Best Soil for Croton
Rich, well-drained, acidic soil is best for croton care. These plants do not like wet feet, so soil that allows excess water to drain is ideal. Most all-purpose potting soils work nicely.
Temperature for Croton
Temperature is where these laid-back plants can present a minor challenge. The air temperature is important for proper croton care, with consistently warm temperatures being necessary. Anything above 60° F is suitable for crotons, so most homes are a good fit, but the warmer, the better for these tropical plants.
Cold temperatures and fluctuations are trouble for crotons. Keep houseplants away from drafty windows, exterior doors, and heating and cooling vents. Stress of any kind, including sudden temperature changes, cause croton plants to drop their leaves.
Average to high humidity is necessary for crotons. Generally, 40% to 80% humidity is ideal. These are tropical plants that need extra dampness in the air for their foliage to look its best. The leaves will become crispy along the edges if the air is too dry.

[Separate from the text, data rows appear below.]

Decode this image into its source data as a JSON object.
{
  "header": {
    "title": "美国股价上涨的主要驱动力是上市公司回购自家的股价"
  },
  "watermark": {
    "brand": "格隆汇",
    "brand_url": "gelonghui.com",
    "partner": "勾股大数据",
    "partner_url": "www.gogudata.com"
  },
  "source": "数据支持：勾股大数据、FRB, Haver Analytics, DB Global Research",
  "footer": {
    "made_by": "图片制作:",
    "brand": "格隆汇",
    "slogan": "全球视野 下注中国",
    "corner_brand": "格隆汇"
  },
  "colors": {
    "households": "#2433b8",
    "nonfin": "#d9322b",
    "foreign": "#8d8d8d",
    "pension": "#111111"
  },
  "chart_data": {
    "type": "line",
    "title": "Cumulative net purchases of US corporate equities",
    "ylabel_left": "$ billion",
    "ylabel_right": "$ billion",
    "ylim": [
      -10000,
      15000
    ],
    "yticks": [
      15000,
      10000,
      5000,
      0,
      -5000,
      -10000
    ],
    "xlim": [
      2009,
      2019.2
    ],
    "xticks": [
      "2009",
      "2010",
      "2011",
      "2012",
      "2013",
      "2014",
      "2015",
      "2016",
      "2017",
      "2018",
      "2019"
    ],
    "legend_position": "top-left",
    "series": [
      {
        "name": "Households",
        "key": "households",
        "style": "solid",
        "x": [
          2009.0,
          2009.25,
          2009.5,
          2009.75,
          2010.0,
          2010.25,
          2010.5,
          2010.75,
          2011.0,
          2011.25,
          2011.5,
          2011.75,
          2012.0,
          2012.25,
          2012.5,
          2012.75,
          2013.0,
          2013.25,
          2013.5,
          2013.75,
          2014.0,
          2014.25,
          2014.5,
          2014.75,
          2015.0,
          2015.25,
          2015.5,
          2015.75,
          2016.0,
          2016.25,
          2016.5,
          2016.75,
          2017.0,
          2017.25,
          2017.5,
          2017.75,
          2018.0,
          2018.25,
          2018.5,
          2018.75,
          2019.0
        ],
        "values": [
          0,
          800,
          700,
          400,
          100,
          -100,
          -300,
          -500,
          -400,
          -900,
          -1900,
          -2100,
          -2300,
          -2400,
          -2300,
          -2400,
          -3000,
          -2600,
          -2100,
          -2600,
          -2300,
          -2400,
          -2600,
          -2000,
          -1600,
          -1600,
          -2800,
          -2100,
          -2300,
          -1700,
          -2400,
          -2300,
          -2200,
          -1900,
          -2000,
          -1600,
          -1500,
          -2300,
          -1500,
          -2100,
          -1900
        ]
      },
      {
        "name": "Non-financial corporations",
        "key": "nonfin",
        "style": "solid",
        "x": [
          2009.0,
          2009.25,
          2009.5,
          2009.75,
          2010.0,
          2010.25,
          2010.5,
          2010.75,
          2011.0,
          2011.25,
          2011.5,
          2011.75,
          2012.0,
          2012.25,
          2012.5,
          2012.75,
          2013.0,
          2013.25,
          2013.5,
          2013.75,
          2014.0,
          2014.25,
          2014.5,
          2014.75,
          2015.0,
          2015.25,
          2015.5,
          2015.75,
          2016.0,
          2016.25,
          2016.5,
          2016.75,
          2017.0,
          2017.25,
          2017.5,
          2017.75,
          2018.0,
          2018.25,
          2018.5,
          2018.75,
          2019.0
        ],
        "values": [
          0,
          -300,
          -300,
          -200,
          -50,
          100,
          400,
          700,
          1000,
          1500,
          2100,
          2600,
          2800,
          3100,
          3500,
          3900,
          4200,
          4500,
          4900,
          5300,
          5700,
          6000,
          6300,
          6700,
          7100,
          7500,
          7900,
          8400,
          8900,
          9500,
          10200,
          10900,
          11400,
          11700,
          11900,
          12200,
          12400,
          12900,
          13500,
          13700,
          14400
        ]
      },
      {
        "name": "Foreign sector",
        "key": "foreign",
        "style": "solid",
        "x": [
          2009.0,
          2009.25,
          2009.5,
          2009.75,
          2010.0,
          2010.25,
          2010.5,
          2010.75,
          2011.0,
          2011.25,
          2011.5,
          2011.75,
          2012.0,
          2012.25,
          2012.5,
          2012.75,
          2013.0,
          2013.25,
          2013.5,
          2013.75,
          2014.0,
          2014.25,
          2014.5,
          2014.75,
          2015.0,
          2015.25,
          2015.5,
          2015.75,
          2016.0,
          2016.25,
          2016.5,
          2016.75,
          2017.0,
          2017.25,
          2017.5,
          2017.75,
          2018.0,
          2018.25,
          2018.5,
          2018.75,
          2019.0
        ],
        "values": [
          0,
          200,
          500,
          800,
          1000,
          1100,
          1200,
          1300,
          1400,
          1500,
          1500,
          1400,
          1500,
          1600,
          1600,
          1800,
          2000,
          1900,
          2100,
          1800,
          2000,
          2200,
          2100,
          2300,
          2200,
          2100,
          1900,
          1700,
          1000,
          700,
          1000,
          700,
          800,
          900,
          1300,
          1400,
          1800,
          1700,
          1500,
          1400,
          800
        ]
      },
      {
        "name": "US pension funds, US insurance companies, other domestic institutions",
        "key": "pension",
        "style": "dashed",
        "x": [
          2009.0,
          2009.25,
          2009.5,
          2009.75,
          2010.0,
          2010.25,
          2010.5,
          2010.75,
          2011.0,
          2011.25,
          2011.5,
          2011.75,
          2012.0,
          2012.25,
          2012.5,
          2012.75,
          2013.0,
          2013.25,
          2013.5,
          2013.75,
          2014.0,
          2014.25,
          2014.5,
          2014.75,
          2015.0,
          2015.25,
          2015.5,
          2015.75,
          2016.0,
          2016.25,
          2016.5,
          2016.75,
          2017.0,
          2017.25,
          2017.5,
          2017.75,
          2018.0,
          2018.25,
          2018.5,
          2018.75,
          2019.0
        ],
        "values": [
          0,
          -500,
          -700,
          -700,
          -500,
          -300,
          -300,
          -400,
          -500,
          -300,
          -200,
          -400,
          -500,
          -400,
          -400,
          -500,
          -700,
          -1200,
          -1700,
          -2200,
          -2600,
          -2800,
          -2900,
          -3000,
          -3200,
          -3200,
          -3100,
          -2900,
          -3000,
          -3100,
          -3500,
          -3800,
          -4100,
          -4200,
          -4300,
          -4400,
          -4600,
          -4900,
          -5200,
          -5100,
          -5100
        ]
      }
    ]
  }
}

Croton plants grown in low humidity are more at risk for spider mites and leaf drop. If several leaves have fallen from the plant, you may need to increase the humidity.

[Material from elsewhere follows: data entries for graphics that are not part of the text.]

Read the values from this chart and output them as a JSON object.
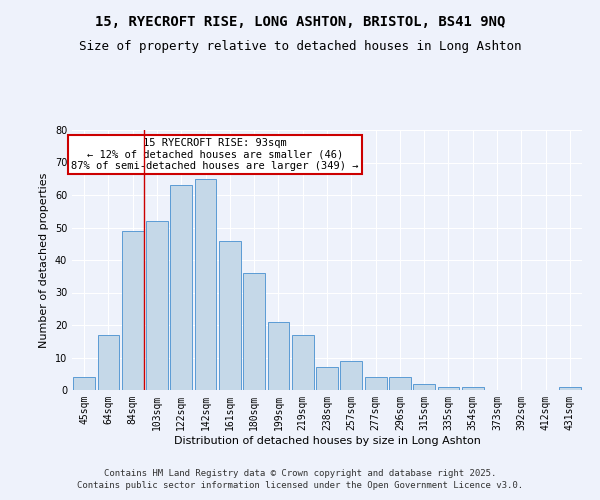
{
  "title1": "15, RYECROFT RISE, LONG ASHTON, BRISTOL, BS41 9NQ",
  "title2": "Size of property relative to detached houses in Long Ashton",
  "xlabel": "Distribution of detached houses by size in Long Ashton",
  "ylabel": "Number of detached properties",
  "categories": [
    "45sqm",
    "64sqm",
    "84sqm",
    "103sqm",
    "122sqm",
    "142sqm",
    "161sqm",
    "180sqm",
    "199sqm",
    "219sqm",
    "238sqm",
    "257sqm",
    "277sqm",
    "296sqm",
    "315sqm",
    "335sqm",
    "354sqm",
    "373sqm",
    "392sqm",
    "412sqm",
    "431sqm"
  ],
  "values": [
    4,
    17,
    49,
    52,
    63,
    65,
    46,
    36,
    21,
    17,
    7,
    9,
    4,
    4,
    2,
    1,
    1,
    0,
    0,
    0,
    1
  ],
  "bar_color": "#c5d8e8",
  "bar_edge_color": "#5b9bd5",
  "background_color": "#eef2fb",
  "grid_color": "#ffffff",
  "annotation_text": "15 RYECROFT RISE: 93sqm\n← 12% of detached houses are smaller (46)\n87% of semi-detached houses are larger (349) →",
  "annotation_box_color": "#ffffff",
  "annotation_box_edge": "#cc0000",
  "ylim": [
    0,
    80
  ],
  "yticks": [
    0,
    10,
    20,
    30,
    40,
    50,
    60,
    70,
    80
  ],
  "footer": "Contains HM Land Registry data © Crown copyright and database right 2025.\nContains public sector information licensed under the Open Government Licence v3.0.",
  "title_fontsize": 10,
  "subtitle_fontsize": 9,
  "axis_label_fontsize": 8,
  "tick_fontsize": 7,
  "annotation_fontsize": 7.5,
  "footer_fontsize": 6.5
}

Fertilizer is a great way to keep crotons happy and pushing out new leaves. Feed the plant monthly during the growing season and stop fertilizing during the fall and winter. A balanced fertilizer will support new growth or use a product with 3-1-2 or 8-2-10 ratios. Increased nitrogen will help the croton plant grow abundant foliage.
Plants grown in low light not only run the risk of losing their vibrant variegation, but they also may become leggy. Prune leggy plants to maintain a full and bushy appearance. Trim the plant back to a leaf set or growth node to encourage more growth. Crotons produce a white sap that may cause skin irritation. Be careful when pruning the plant; consider wearing gloves if you have sensitive skin. Clean the shears when you are done to remove any sap.
When to Repot Croton
Repot crotons when the roots appear above the soil or through the drainage holes in the pot. Slide the plant from the existing container and upgrade to a new pot. Choose a container that is one to two inches larger.
Propagate crotons via stem cuttings. Remove a 3″ to 6″ section of stem using clean, sharp shears. The cutting should have a few leaves and growth nodes near the cut end. Croton growth nodes are found right above where the leaves join to the stem. Remove the lowest leaves on the cutting and place the cut end in soil or water.
Croton plants propagated in soil need damp conditions. Keep the soil moist but not soggy until the cutting has roots. Gently tug on the plant after a few weeks; if you feel resistance, then the cutting has set roots.
Water-propagated cuttings can go directly into a jar or container with water. Roots should emerge in about four weeks. The cutting can be planted in soil when the roots are a couple of inches long. Water when the top inch of soil is dry for the first few weeks to help the roots transition from water to soil. After a few weeks, get onto the same watering routine as an established plant.
Are Croton Plants Pet Friendly?
Croton plants are toxic to animals and humans, so they are not the best choice for homes with pets or little ones. Be careful before bringing croton into your home or giving the plant as a gift.
Croton Styling Tips
The colorful foliage of crotons looks stunning in a neutral planter, or create a look by matching the plant with a bold container. Croton is a great option to brighten a desk or tabletop in a sunny room. Feature croton in a centerpiece for some bold color.
Croton Care Tips
Croton plants thrive with a limited degree of neglect. These leafy plants like lots of sunlight and consistently warm temperatures, and as long as they receive those two things, your plants will flourish and put on a colorful display. Zeroing in on the proper location is the most important part of croton care because the spot really influences the plant.